The exception to the common geographically gradual anatomical among humans is skin colour. Approximately 10% of the variance in skin colour occurs within groups, and about 90% between groups.  People from near the equator have darker, more melanin-rich, skin than those who live at higher latitudes, indicating that it has been under strong selective pressure. Darker skin is strongly selected for in equatorial regions because it is a natural sunscreen that limits harmful effects of high ultraviolet rays.  One of these is the stripping away of folic acid, a nutrient essential to the development of healthy foetuses.  Recent genetic studies indicate that skin colour may change radically due to natural selection in 100 generations (about 2 500 years).

Genetic ‘racism’
Contrary to the message above, some studies based on DNA allele frequencies claim that there is a geographical structuring of human populations which has been used, e.g. by newsman Nicholas Wade in A Troublesome Inheritance: Genes, Race and Human History, to justify the validity of races. Wade then asserts that natural selection between ‘races’ has led to differences in I.Q. test results, efficacy of political institutions and levels of economic development.  These studies are flawed for three reasons.  First, taxonomic studies should be based on CHARACTERS, features that are invariant within populations, rather than TRAITS (e.g. eye colour and gene alleles) that vary within populations and even families.  Second, the DNA samples used in were “cherry picked” geographically to maximize inter-population differentiation.  Third, the evolutionary racial ‘trees’  were generated by a statistical technique (cluster analysis) designed to produce tree-like patterns of “average”, not absolute, differences between sampled items.  This technique formed the basis of an approach to the construction of evolutionary trees called “phenetics” which has long been discredited and thus generally abandoned by evolutionary biologists.

Evolutionary origins
DNA- and anatomy-based findings support the Out of Africa theory that modern humans originated in Africa.
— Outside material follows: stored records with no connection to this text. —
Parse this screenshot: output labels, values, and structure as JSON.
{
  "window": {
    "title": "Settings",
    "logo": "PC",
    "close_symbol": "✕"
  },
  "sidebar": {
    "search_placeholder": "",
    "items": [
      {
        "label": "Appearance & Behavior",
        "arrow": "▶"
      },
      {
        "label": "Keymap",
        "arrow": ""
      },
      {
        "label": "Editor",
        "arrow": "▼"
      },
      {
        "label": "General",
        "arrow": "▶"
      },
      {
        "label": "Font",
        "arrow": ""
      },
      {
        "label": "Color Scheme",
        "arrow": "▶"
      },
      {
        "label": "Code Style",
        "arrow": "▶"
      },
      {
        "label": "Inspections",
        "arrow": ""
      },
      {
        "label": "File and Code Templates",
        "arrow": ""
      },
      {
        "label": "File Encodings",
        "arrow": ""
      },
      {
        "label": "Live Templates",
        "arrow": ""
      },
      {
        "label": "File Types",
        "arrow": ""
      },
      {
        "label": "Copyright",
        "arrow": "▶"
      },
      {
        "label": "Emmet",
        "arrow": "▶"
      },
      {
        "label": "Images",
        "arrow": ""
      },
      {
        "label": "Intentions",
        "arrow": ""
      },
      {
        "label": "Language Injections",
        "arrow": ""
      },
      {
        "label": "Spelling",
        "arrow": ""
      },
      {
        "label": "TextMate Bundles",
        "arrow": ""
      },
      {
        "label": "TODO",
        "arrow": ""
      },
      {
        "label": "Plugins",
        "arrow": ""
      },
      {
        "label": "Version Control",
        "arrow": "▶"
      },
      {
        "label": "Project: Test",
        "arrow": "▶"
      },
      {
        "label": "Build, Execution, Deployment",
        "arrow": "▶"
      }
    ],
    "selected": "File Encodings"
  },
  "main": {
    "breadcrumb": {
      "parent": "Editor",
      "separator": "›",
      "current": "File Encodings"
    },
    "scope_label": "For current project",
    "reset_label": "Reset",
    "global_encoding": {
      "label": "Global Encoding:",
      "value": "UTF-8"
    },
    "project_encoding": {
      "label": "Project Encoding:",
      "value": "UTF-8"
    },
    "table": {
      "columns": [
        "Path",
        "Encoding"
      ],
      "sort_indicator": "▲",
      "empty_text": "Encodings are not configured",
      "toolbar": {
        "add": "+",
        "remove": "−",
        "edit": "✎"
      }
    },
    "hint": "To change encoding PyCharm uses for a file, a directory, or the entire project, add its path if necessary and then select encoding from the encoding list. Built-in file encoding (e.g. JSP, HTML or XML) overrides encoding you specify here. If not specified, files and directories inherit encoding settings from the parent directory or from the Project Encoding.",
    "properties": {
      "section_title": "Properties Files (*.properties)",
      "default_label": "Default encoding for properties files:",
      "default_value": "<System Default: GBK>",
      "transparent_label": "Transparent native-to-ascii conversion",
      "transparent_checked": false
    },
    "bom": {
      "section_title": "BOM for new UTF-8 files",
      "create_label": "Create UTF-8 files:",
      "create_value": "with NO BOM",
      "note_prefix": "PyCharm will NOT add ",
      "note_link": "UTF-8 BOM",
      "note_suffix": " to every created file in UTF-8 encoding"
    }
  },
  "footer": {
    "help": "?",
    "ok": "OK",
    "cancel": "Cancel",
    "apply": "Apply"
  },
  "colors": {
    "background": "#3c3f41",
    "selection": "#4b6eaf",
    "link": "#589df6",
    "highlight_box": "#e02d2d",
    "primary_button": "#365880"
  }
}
This theory states that archaic African Homo (erectus) immigrated into Eurasia 200 000 to 100 000 years ago.  About 60 000 years ago, after it also had evolved in Africa, a second form of humanity, modern H. sapiens, also emigrated out of Africa, replacing populations of Homo erectus and Homo neanderthalensis already in the north.  Some studies support that the second emigration resulted in limited interbreeding between H. sapiens and neanderthalensis, with 1 to 4% of the genes currently within the non-African H. sapiens coming from neanderthalensis.
 ‘White’ people are therefore evolutionary ‘refugees’ from Africa who, after settling in Eurasia, lost much of their epidermal melanin in an evolutionary heartbeat.  

To close, during the turbulent 1980s, my 9 year-old daughter attended a racially mixed school.  Knowing this, when a family friend asked her how many of her classmates were blacks, my daughter’s reply was: “What is a black?” I guess that makes my child a poor human taxonomist.